Development of Specialized Laser Doppler Velocimeters for High Resolution Flow Profile and Turbulence Spectral Measurements
Fluid dynamicists are always in need of innovative instruments for flow velocity measurements. An ideal instrument would be non-intrusive, have a very fine spatial resolution as well as a very fine temporal resolution, be able to measure three-components of velocity, and be compact. Through recent advancements, laser Doppler velocimetry can now meet all of those requirements making it an important part of aerodynamicist's research toolbox.
The first paper presented in this manuscript style thesis explains the development of an advanced three-velocity component, spatially-resolving laser-Doppler velocimetry (LDV) system for highly resolved velocity measurements in situations with limited optical access. The new instrument, a next generation version of the previously developed 'comprehensive' LDV technology, enables measurements of three components of velocity and particle position in the axial direction all through a single transceiving lens.
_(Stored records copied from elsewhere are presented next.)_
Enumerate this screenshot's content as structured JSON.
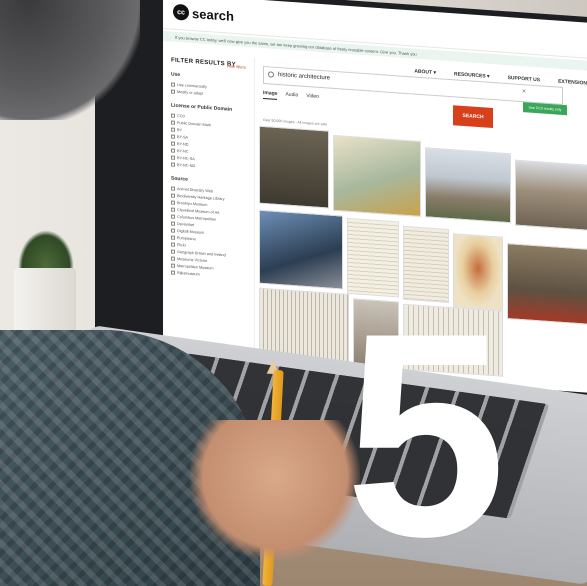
{
  "overlay": {
    "number": "5"
  },
  "app": {
    "logo_letters": "cc",
    "logo_text": "search",
    "banner_text": "If you browse CC today, we'll now give you the same, we are keep growing our database of freely reusable content. Give you. Thank you",
    "nav": [
      "ABOUT ▾",
      "RESOURCES ▾",
      "SUPPORT US",
      "EXTENSION"
    ]
  },
  "sidebar": {
    "title": "FILTER RESULTS BY",
    "hide_label": "Hide filters",
    "sections": [
      {
        "heading": "Use",
        "items": [
          "Use commercially",
          "Modify or adapt"
        ]
      },
      {
        "heading": "License or Public Domain",
        "items": [
          "CC0",
          "Public Domain Mark",
          "BY",
          "BY-SA",
          "BY-ND",
          "BY-NC",
          "BY-NC-SA",
          "BY-NC-ND"
        ]
      },
      {
        "heading": "Source",
        "items": [
          "Animal Diversity Web",
          "Biodiversity Heritage Library",
          "Brooklyn Museum",
          "Cleveland Museum of Art",
          "Columbus Metropolitan",
          "Deviantart",
          "Digitalt Museum",
          "Europeana",
          "Flickr",
          "Geograph Britain and Ireland",
          "Museums Victoria",
          "Metropolitan Museum",
          "Rijksmuseum"
        ]
      }
    ]
  },
  "search": {
    "query": "historic architecture",
    "button_label": "SEARCH",
    "tabs": [
      "Image",
      "Audio",
      "Video"
    ],
    "safe_badge": "Use CC0 results only",
    "results_info": "Over 80,000 images - All images are safe"
  }
}
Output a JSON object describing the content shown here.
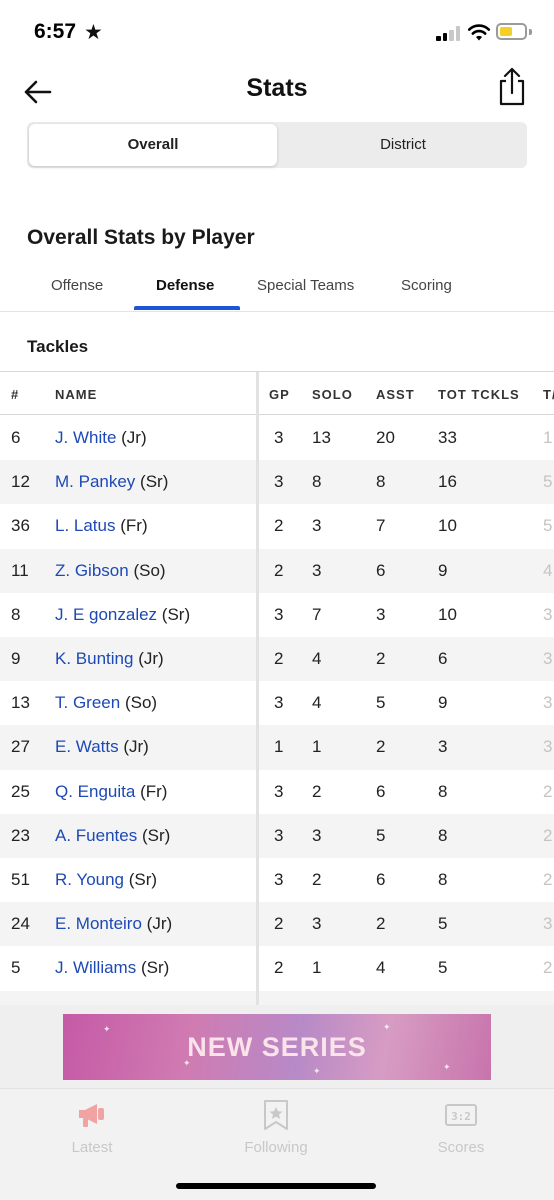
{
  "status": {
    "time": "6:57"
  },
  "nav": {
    "title": "Stats"
  },
  "segments": {
    "active": "Overall",
    "inactive": "District"
  },
  "section_title": "Overall Stats by Player",
  "tabs": [
    {
      "label": "Offense"
    },
    {
      "label": "Defense"
    },
    {
      "label": "Special Teams"
    },
    {
      "label": "Scoring"
    }
  ],
  "subsection": "Tackles",
  "table": {
    "headers": {
      "num": "#",
      "name": "NAME",
      "gp": "GP",
      "solo": "SOLO",
      "asst": "ASST",
      "tot": "TOT TCKLS",
      "clipped": "T/"
    },
    "rows": [
      {
        "num": "6",
        "name": "J. White",
        "yr": "(Jr)",
        "gp": "3",
        "solo": "13",
        "asst": "20",
        "tot": "33",
        "clipped": "1"
      },
      {
        "num": "12",
        "name": "M. Pankey",
        "yr": "(Sr)",
        "gp": "3",
        "solo": "8",
        "asst": "8",
        "tot": "16",
        "clipped": "5"
      },
      {
        "num": "36",
        "name": "L. Latus",
        "yr": "(Fr)",
        "gp": "2",
        "solo": "3",
        "asst": "7",
        "tot": "10",
        "clipped": "5"
      },
      {
        "num": "11",
        "name": "Z. Gibson",
        "yr": "(So)",
        "gp": "2",
        "solo": "3",
        "asst": "6",
        "tot": "9",
        "clipped": "4"
      },
      {
        "num": "8",
        "name": "J. E gonzalez",
        "yr": "(Sr)",
        "gp": "3",
        "solo": "7",
        "asst": "3",
        "tot": "10",
        "clipped": "3"
      },
      {
        "num": "9",
        "name": "K. Bunting",
        "yr": "(Jr)",
        "gp": "2",
        "solo": "4",
        "asst": "2",
        "tot": "6",
        "clipped": "3"
      },
      {
        "num": "13",
        "name": "T. Green",
        "yr": "(So)",
        "gp": "3",
        "solo": "4",
        "asst": "5",
        "tot": "9",
        "clipped": "3"
      },
      {
        "num": "27",
        "name": "E. Watts",
        "yr": "(Jr)",
        "gp": "1",
        "solo": "1",
        "asst": "2",
        "tot": "3",
        "clipped": "3"
      },
      {
        "num": "25",
        "name": "Q. Enguita",
        "yr": "(Fr)",
        "gp": "3",
        "solo": "2",
        "asst": "6",
        "tot": "8",
        "clipped": "2"
      },
      {
        "num": "23",
        "name": "A. Fuentes",
        "yr": "(Sr)",
        "gp": "3",
        "solo": "3",
        "asst": "5",
        "tot": "8",
        "clipped": "2"
      },
      {
        "num": "51",
        "name": "R. Young",
        "yr": "(Sr)",
        "gp": "3",
        "solo": "2",
        "asst": "6",
        "tot": "8",
        "clipped": "2"
      },
      {
        "num": "24",
        "name": "E. Monteiro",
        "yr": "(Jr)",
        "gp": "2",
        "solo": "3",
        "asst": "2",
        "tot": "5",
        "clipped": "3"
      },
      {
        "num": "5",
        "name": "J. Williams",
        "yr": "(Sr)",
        "gp": "2",
        "solo": "1",
        "asst": "4",
        "tot": "5",
        "clipped": "2"
      }
    ]
  },
  "ad": {
    "text": "NEW SERIES"
  },
  "tabbar": [
    {
      "label": "Latest",
      "icon": "megaphone-icon"
    },
    {
      "label": "Following",
      "icon": "star-bookmark-icon"
    },
    {
      "label": "Scores",
      "icon": "scoreboard-icon"
    }
  ],
  "colors": {
    "accent": "#1d55d6",
    "link": "#1d49b4",
    "battery": "#f5cf26",
    "latest_icon": "#f1a3a3"
  }
}
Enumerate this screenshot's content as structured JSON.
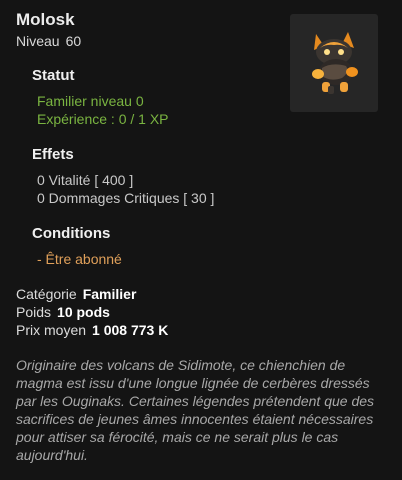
{
  "item": {
    "name": "Molosk",
    "level_label": "Niveau",
    "level_value": "60",
    "image_icon": "molosk-pet-icon"
  },
  "statut": {
    "title": "Statut",
    "lines": [
      "Familier niveau 0",
      "Expérience : 0 / 1 XP"
    ]
  },
  "effets": {
    "title": "Effets",
    "lines": [
      "0 Vitalité  [ 400 ]",
      "0 Dommages Critiques  [ 30 ]"
    ]
  },
  "conditions": {
    "title": "Conditions",
    "lines": [
      "- Être abonné"
    ]
  },
  "details": {
    "category_label": "Catégorie",
    "category_value": "Familier",
    "weight_label": "Poids",
    "weight_value": "10 pods",
    "price_label": "Prix moyen",
    "price_value": "1 008 773 K"
  },
  "description": "Originaire des volcans de Sidimote, ce chienchien de magma est issu d'une longue lignée de cerbères dressés par les Ouginaks. Certaines légendes prétendent que des sacrifices de jeunes âmes innocentes étaient nécessaires pour attiser sa férocité, mais ce ne serait plus le cas aujourd'hui.",
  "colors": {
    "background": "#141414",
    "statut_text": "#7ab441",
    "effets_text": "#c9c9c9",
    "conditions_text": "#e0a05a"
  }
}
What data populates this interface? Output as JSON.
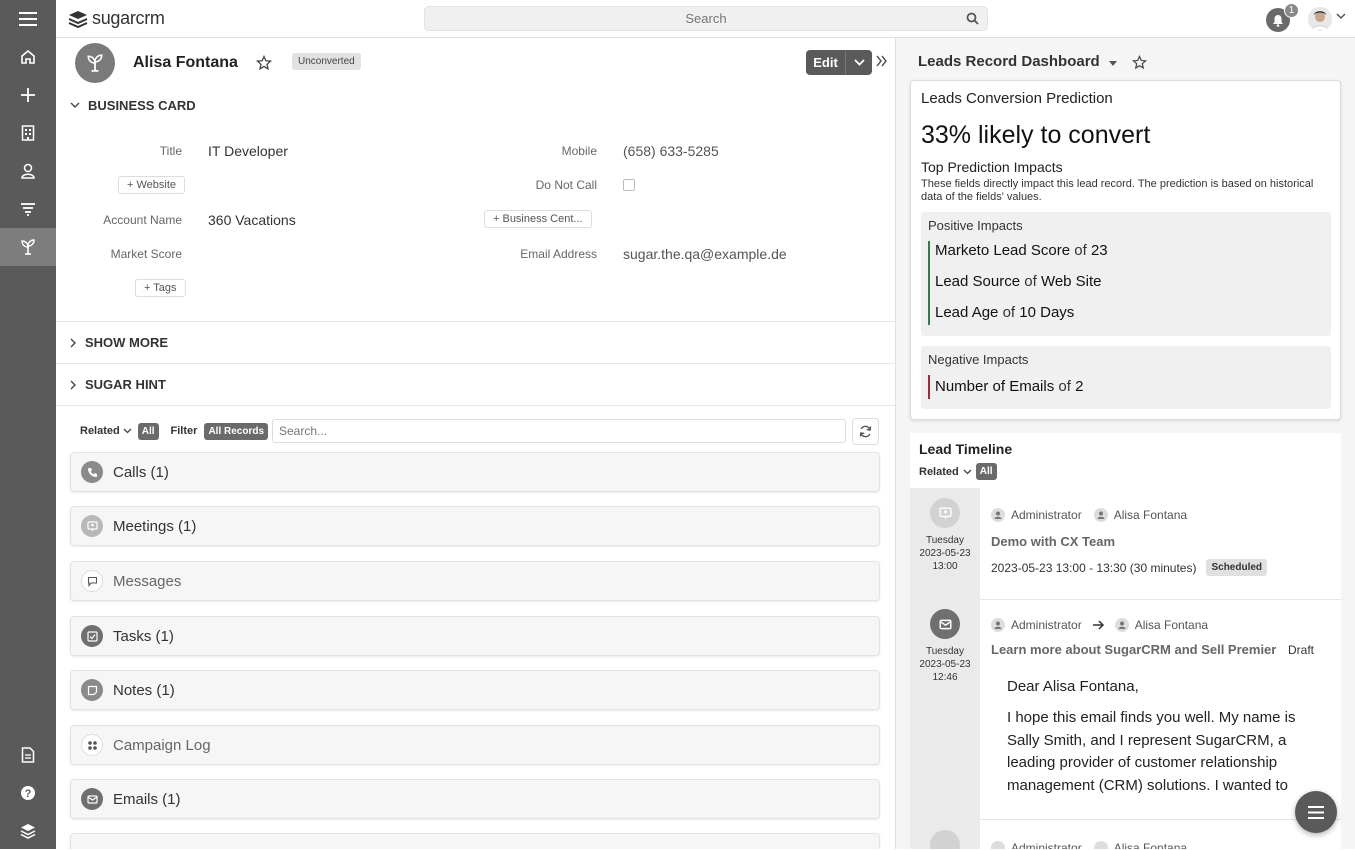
{
  "app": {
    "logo_text": "sugarcrm",
    "search_placeholder": "Search",
    "notification_count": "1"
  },
  "sidebar": {
    "items": [
      "menu-icon",
      "home-icon",
      "plus-icon",
      "accounts-icon",
      "contacts-icon",
      "leads-filter-icon",
      "leads-icon",
      "reports-icon",
      "help-icon",
      "layers-icon"
    ]
  },
  "record": {
    "name": "Alisa Fontana",
    "status_badge": "Unconverted",
    "edit_label": "Edit",
    "business_card_label": "BUSINESS CARD",
    "show_more_label": "SHOW MORE",
    "sugar_hint_label": "SUGAR HINT",
    "fields": {
      "title_label": "Title",
      "title_value": "IT Developer",
      "mobile_label": "Mobile",
      "mobile_value": "(658) 633-5285",
      "website_btn": "+ Website",
      "do_not_call_label": "Do Not Call",
      "account_label": "Account Name",
      "account_value": "360 Vacations",
      "business_center_btn": "+ Business Cent...",
      "market_score_label": "Market Score",
      "email_label": "Email Address",
      "email_value": "sugar.the.qa@example.de",
      "tags_btn": "+ Tags"
    }
  },
  "related": {
    "related_label": "Related",
    "all_pill": "All",
    "filter_label": "Filter",
    "all_records_pill": "All Records",
    "search_placeholder": "Search...",
    "subpanels": [
      {
        "label": "Calls (1)"
      },
      {
        "label": "Meetings (1)"
      },
      {
        "label": "Messages"
      },
      {
        "label": "Tasks (1)"
      },
      {
        "label": "Notes (1)"
      },
      {
        "label": "Campaign Log"
      },
      {
        "label": "Emails (1)"
      }
    ]
  },
  "dashboard": {
    "title": "Leads Record Dashboard",
    "prediction": {
      "title": "Leads Conversion Prediction",
      "percent_text": "33% likely to convert",
      "top_impacts_title": "Top Prediction Impacts",
      "description": "These fields directly impact this lead record. The prediction is based on historical data of the fields' values.",
      "positive_label": "Positive Impacts",
      "positive": [
        {
          "field": "Marketo Lead Score",
          "of": "of",
          "value": "23"
        },
        {
          "field": "Lead Source",
          "of": "of",
          "value": "Web Site"
        },
        {
          "field": "Lead Age",
          "of": "of",
          "value": "10 Days"
        }
      ],
      "negative_label": "Negative Impacts",
      "negative": [
        {
          "field": "Number of Emails",
          "of": "of",
          "value": "2"
        }
      ]
    },
    "timeline": {
      "title": "Lead Timeline",
      "related_label": "Related",
      "all_pill": "All",
      "entries": [
        {
          "day": "Tuesday",
          "date": "2023-05-23",
          "time": "13:00",
          "from": "Administrator",
          "to": "Alisa Fontana",
          "subject": "Demo with CX Team",
          "meta": "2023-05-23 13:00 - 13:30 (30 minutes)",
          "status": "Scheduled"
        },
        {
          "day": "Tuesday",
          "date": "2023-05-23",
          "time": "12:46",
          "from": "Administrator",
          "to": "Alisa Fontana",
          "subject": "Learn more about SugarCRM and Sell Premier",
          "status": "Draft",
          "greeting": "Dear Alisa Fontana,",
          "body": "I hope this email finds you well. My name is Sally Smith, and I represent SugarCRM, a leading provider of customer relationship management (CRM) solutions. I wanted to"
        },
        {
          "from": "Administrator",
          "to": "Alisa Fontana"
        }
      ]
    }
  },
  "colors": {
    "sidebar": "#5a5a5a",
    "positive": "#2e7d4f",
    "negative": "#a0283c",
    "accent_gray": "#6a6a6a"
  }
}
Described here is the design process and the final design for the 'compact, comprehensive' LDV (Comp²LDV). The probe was designed to achieve ± 10 micron root-mean-square uncertainties in axial particle position, which combined with the long measurement volume, allow researchers to obtain a three-velocity-component velocity statistics profiles over a span of approximately 1.5mm without the need for traversing. Results from measurements in a flat plate turbulent boundary layer very near the wall have compared favorably to data from previous studies.
The second paper focuses on the motion and evolution of coherent structures in supersonic jet flows and how that relates to the intense noise the flows generate. As a preliminary study to experimentally address these relationships, novel non-intrusive measurements using two-component laser Doppler velocimetry (LDV) have been conducted at exceptionally high data rates to lend insight into the statistical behavior of noise-generating flow structures. A new heated supersonic jet facility has been constructed to provide supersonic flow at total temperatures ratios (T₀/Tₐ) up to 3. In the present work, the instrumentation is validated via comparison of LDV measurements along the centerline of a screeching cold jet with microphone and high-speed shadowgraph results. Reynolds stress spectra are presented for an over-expanded case (nozzle pressure ratio of 3.2) of a design Mach number 1.65 nozzle operated cold (T₀/Tₐ = 1). A preliminary study was then conducted in the near-nozzle shear layer, up to x/d = 4.0, at design nozzle pressure ratio (4.58) and total temperature ratio of 2.0. Results are presented for Reynolds stress time-delay correlations and power spectra at Re_d = 1.1M for this case. The stream-wise Reynolds normal stress spectra are compared with published spectral behavior reported by other researchers, indicating a similar spectral shape in the downstream stations as previously measured with LDV and hot wire anemometry for cold jets, but which differ in shape from density-based techniques.